Dino dengan napas memburu menodong tombak pada leher Nai. Amarah jelas terlihat pada tatapnya yang tajam.
“Kalian membunuh Tekla. Kalian merencanakan ini. Di mana Kun?” Bentak Dino dengan nada tinggi yang membuat Frank dan Ibu pun lekas bergegas menghampiri kami.
“Kun telah mati. Maafkan kami. Kun benar-benar terobsesi pada harta, ia berencana menjual calya pada Pak Hen oleh karena khasiat tumbuhan itu yang sangat mujarab.”
“Bodoh, kalian tidak tahu alasan aku dan suamiku dibuang. Kami dibuang karena menemukan cara untuk membunuh virus mematikan akibat limbah pabrik itu, agar kepemimpinana mereka abadi. Mereka tak akan segan-segan menyingkirkan semua hal yang mengganggu mereka.” Marah Ibu setelah mendengar cerita Nai. Ibu mendorongnya hingga terjatuh.
“Aku minta maaf. Aku diminta oleh Kun untuk memantau dari pinggir hutan sambil menjaga Yuni untuk sewaktu-waktu akan kami gunakan untuk menukarnya dengan calya. Aku mengetahui otak busuk Kun, ia berencana menjualnya sendiri, dan akan pergi bersama uang yang ia dapat, namun kami terkejut melihat ia ditembak oleh ketua pasukan keamanan.”
Nai tak kuasa menahan tangis. Air mata tumpah membasahi pipinya. Hati kami luluh. Yuni memeluknya, membantu dia berdiri kembali. Tatapan Dino penuh belas kasih, tak lagi memegang tombak. Kali ini ia pun membantu Nai untuk bangkit berdiri.

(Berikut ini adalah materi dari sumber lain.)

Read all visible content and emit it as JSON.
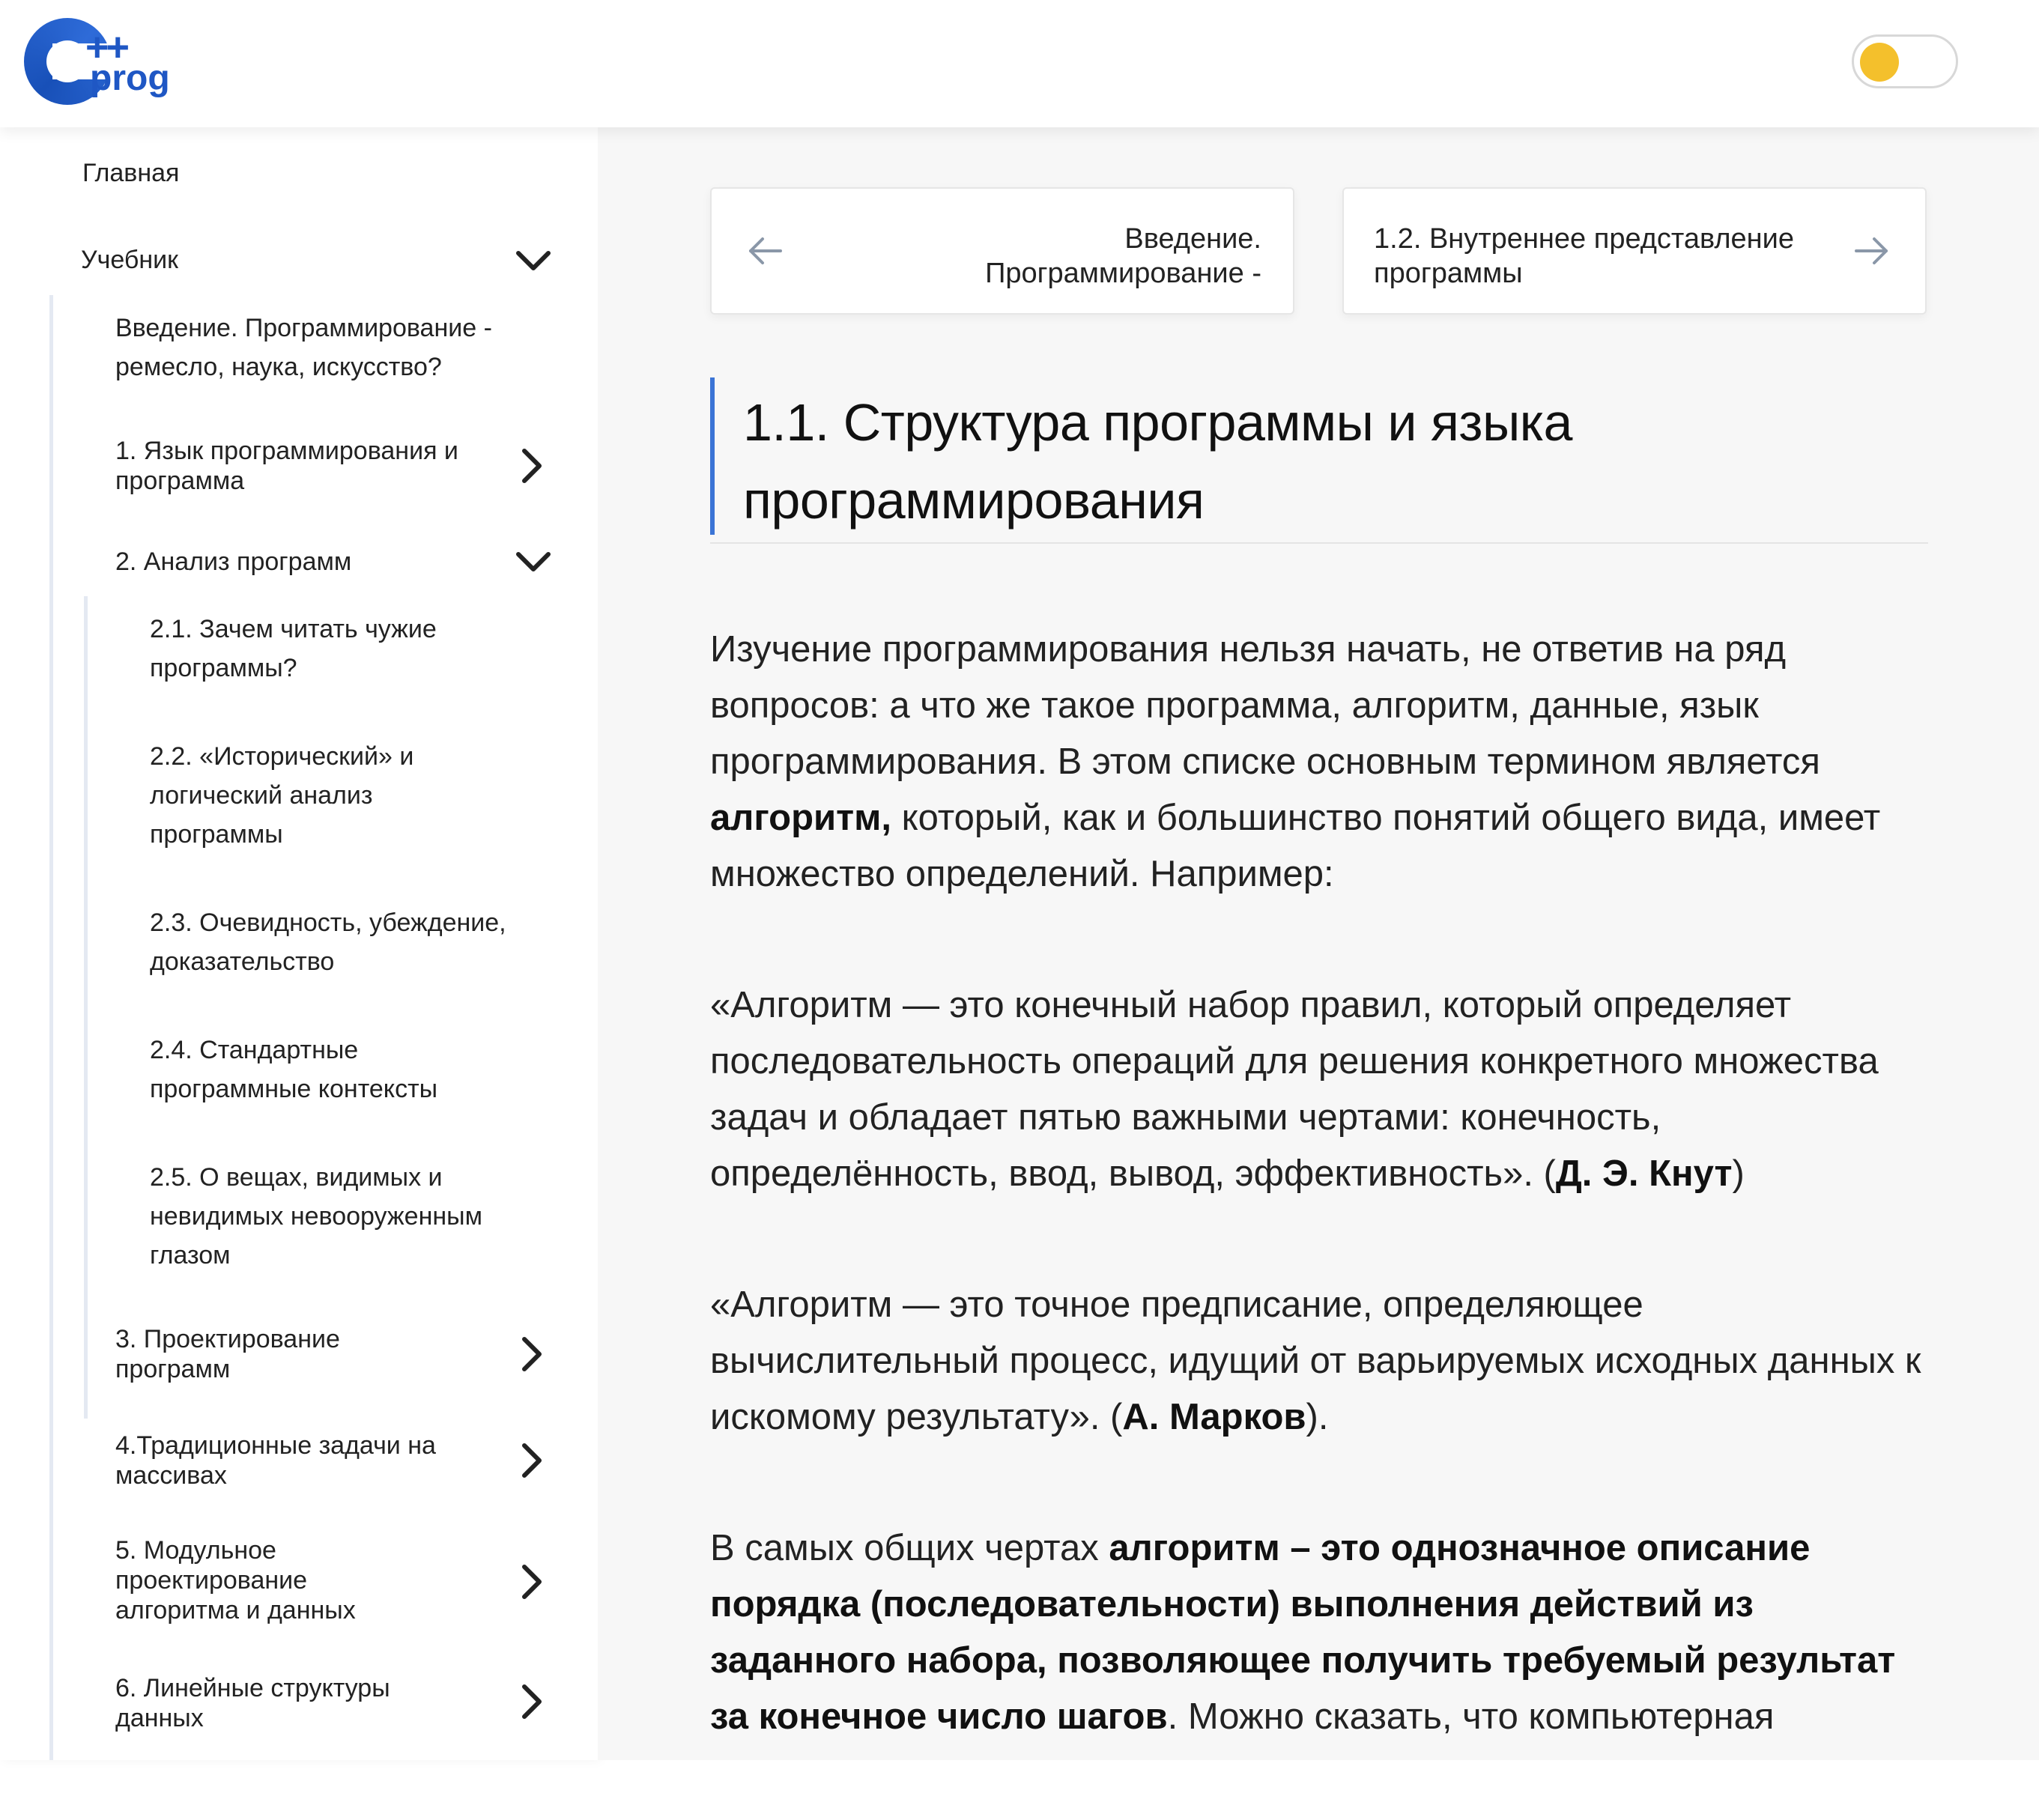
{
  "header": {
    "logo": {
      "plus_text": "++",
      "prog_text": "prog"
    },
    "theme_toggle_color": "#f4c02c"
  },
  "sidebar": {
    "home_label": "Главная",
    "book_label": "Учебник",
    "items": [
      {
        "label": "Введение. Программирование - ремесло, наука, искусство?"
      },
      {
        "label": "1. Язык программирования и программа"
      },
      {
        "label": "2. Анализ программ"
      },
      {
        "label": "3. Проектирование программ"
      },
      {
        "label": "4.Традиционные задачи на массивах"
      },
      {
        "label": "5. Модульное проектирование алгоритма и данных"
      },
      {
        "label": "6. Линейные структуры данных"
      }
    ],
    "subitems": [
      {
        "label": "2.1. Зачем читать чужие программы?"
      },
      {
        "label": "2.2. «Исторический» и логический анализ программы"
      },
      {
        "label": "2.3. Очевидность, убеждение, доказательство"
      },
      {
        "label": "2.4. Стандартные программные контексты"
      },
      {
        "label": "2.5. О вещах, видимых и невидимых невооруженным глазом"
      }
    ]
  },
  "pager": {
    "prev_label": "Введение. Программирование -",
    "next_label": "1.2. Внутреннее представление программы"
  },
  "article": {
    "title": "1.1. Структура программы и языка программирования",
    "p1_text": "Изучение программирования нельзя начать, не ответив на ряд вопросов: а что же такое программа, алгоритм, данные, язык программирования. В этом списке основным термином является ",
    "p1_bold": "алгоритм,",
    "p1_tail": " который, как и большинство понятий общего вида, имеет множество определений. Например:",
    "q1_text": "«Алгоритм — это конечный набор правил, который определяет последовательность операций для решения конкретного множества задач и обладает пятью важными чертами: конечность, определённость, ввод, вывод, эффективность». (",
    "q1_author": "Д. Э. Кнут",
    "q1_tail": ")",
    "q2_text": "«Алгоритм — это точное предписание, определяющее вычислительный процесс, идущий от варьируемых исходных данных к искомому результату». (",
    "q2_author": "А. Марков",
    "q2_tail": ").",
    "p4_text": "В самых общих чертах ",
    "p4_bold": "алгоритм – это однозначное описание порядка (последовательности) выполнения действий из заданного набора, позволяющее получить требуемый результат за конечное число шагов",
    "p4_tail": ". Можно сказать, что компьютерная"
  },
  "colors": {
    "accent": "#3b74d6",
    "logo_blue": "#1f57c4",
    "toggle_knob": "#f4c02c"
  }
}
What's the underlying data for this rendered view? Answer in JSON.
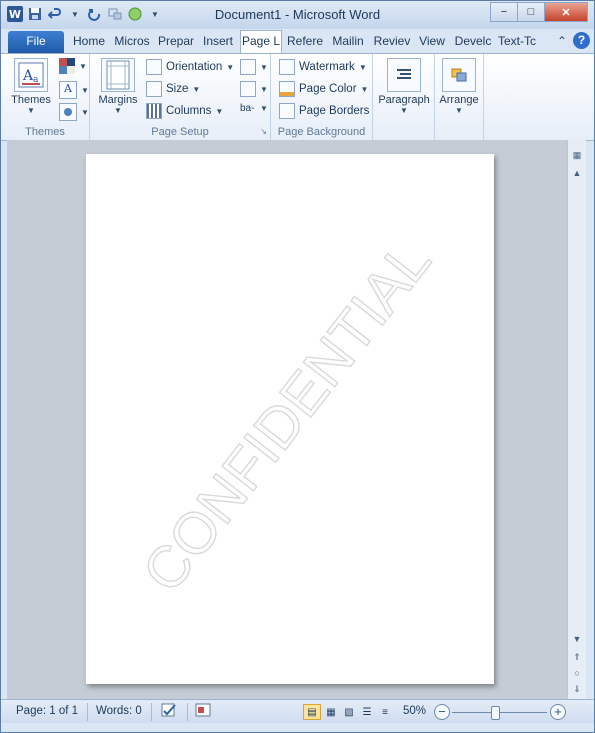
{
  "window": {
    "title": "Document1 - Microsoft Word",
    "controls": {
      "minimize": "−",
      "maximize": "□",
      "close": "✕"
    }
  },
  "quick_access": {
    "app_icon": "W",
    "items": [
      "save-icon",
      "undo-icon",
      "redo-icon",
      "touch-mode-icon",
      "circle-icon",
      "customize-qat-icon"
    ]
  },
  "tabs": [
    {
      "label": "File"
    },
    {
      "label": "Home"
    },
    {
      "label": "Micros"
    },
    {
      "label": "Prepar"
    },
    {
      "label": "Insert"
    },
    {
      "label": "Page L"
    },
    {
      "label": "Refere"
    },
    {
      "label": "Mailin"
    },
    {
      "label": "Reviev"
    },
    {
      "label": "View"
    },
    {
      "label": "Develc"
    },
    {
      "label": "Text-Tc"
    }
  ],
  "help": {
    "label": "?"
  },
  "ribbon": {
    "themes_group": {
      "label": "Themes",
      "themes_button": "Themes"
    },
    "page_setup_group": {
      "label": "Page Setup",
      "margins": "Margins",
      "orientation": "Orientation",
      "size": "Size",
      "columns": "Columns"
    },
    "page_background_group": {
      "label": "Page Background",
      "watermark": "Watermark",
      "page_color": "Page Color",
      "page_borders": "Page Borders"
    },
    "paragraph": "Paragraph",
    "arrange": "Arrange"
  },
  "document": {
    "watermark_text": "CONFIDENTIAL"
  },
  "status": {
    "page": "Page: 1 of 1",
    "words": "Words: 0",
    "zoom": "50%",
    "zoom_fraction": 0.5
  },
  "colors": {
    "accent": "#2b579a",
    "file_tab": "#2a65b8"
  }
}
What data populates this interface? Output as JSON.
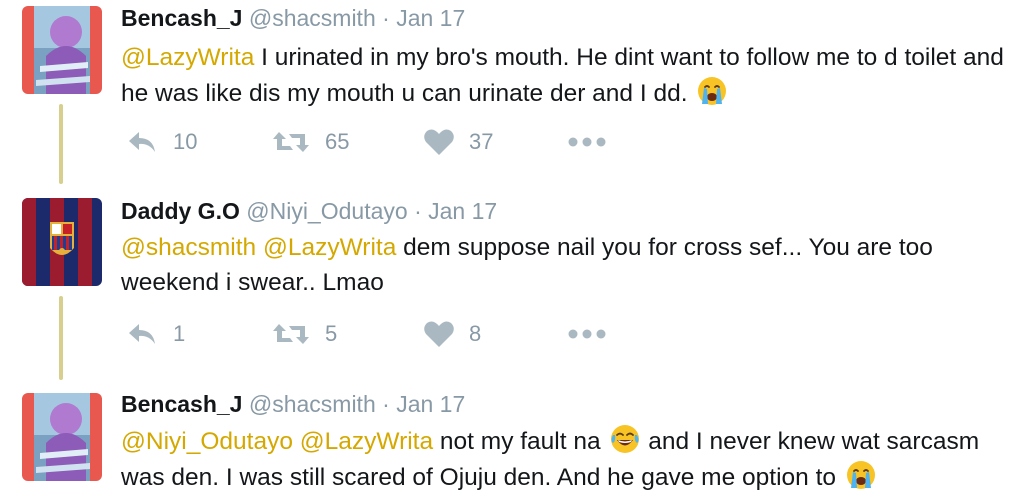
{
  "tweets": [
    {
      "name": "Bencash_J",
      "handle": "@shacsmith",
      "separator": "·",
      "date": "Jan 17",
      "mention_1": "@LazyWrita",
      "text_1": " I urinated in my bro's mouth. He dint want to follow me to d toilet and he was like dis my mouth u can urinate der and I dd. ",
      "emoji_1": "crying-face-icon",
      "reply_count": "10",
      "retweet_count": "65",
      "like_count": "37"
    },
    {
      "name": "Daddy G.O",
      "handle": "@Niyi_Odutayo",
      "separator": "·",
      "date": "Jan 17",
      "mention_1": "@shacsmith",
      "mention_2": "@LazyWrita",
      "text_1": " dem suppose nail you for cross sef... You are too weekend i swear.. Lmao",
      "reply_count": "1",
      "retweet_count": "5",
      "like_count": "8"
    },
    {
      "name": "Bencash_J",
      "handle": "@shacsmith",
      "separator": "·",
      "date": "Jan 17",
      "mention_1": "@Niyi_Odutayo",
      "mention_2": "@LazyWrita",
      "text_1": " not my fault na ",
      "emoji_1": "tears-of-joy-icon",
      "text_2": " and I never knew wat sarcasm was den. I was still scared of Ojuju den. And he gave me option to ",
      "emoji_2": "crying-face-icon"
    }
  ],
  "colors": {
    "mention": "#d4a800",
    "muted": "#8899a6",
    "thread_line": "#d8cf8e",
    "text": "#14171a"
  }
}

“Ahh tidak! Terbongkar semua, mereka telah mengetahui keberadaan kita. Mereka tahu rahasianya. Kita harus meninggalkan tempat ini.” Keluh ayah penuh sesal dan membuat keputusan: sebuah pelarian.
Tidak ada pilihan lain, bersembunyi di tempat ini seperti halnya menjemput kematian. Kami berkemas, membawa calya semampu tenaga kami, membawa tombak dan parang, catatan-catatan ibu, serta membawa janji. Suatu hari nanti, seluruh kejahatan di kota Zoi akan kami akhiri.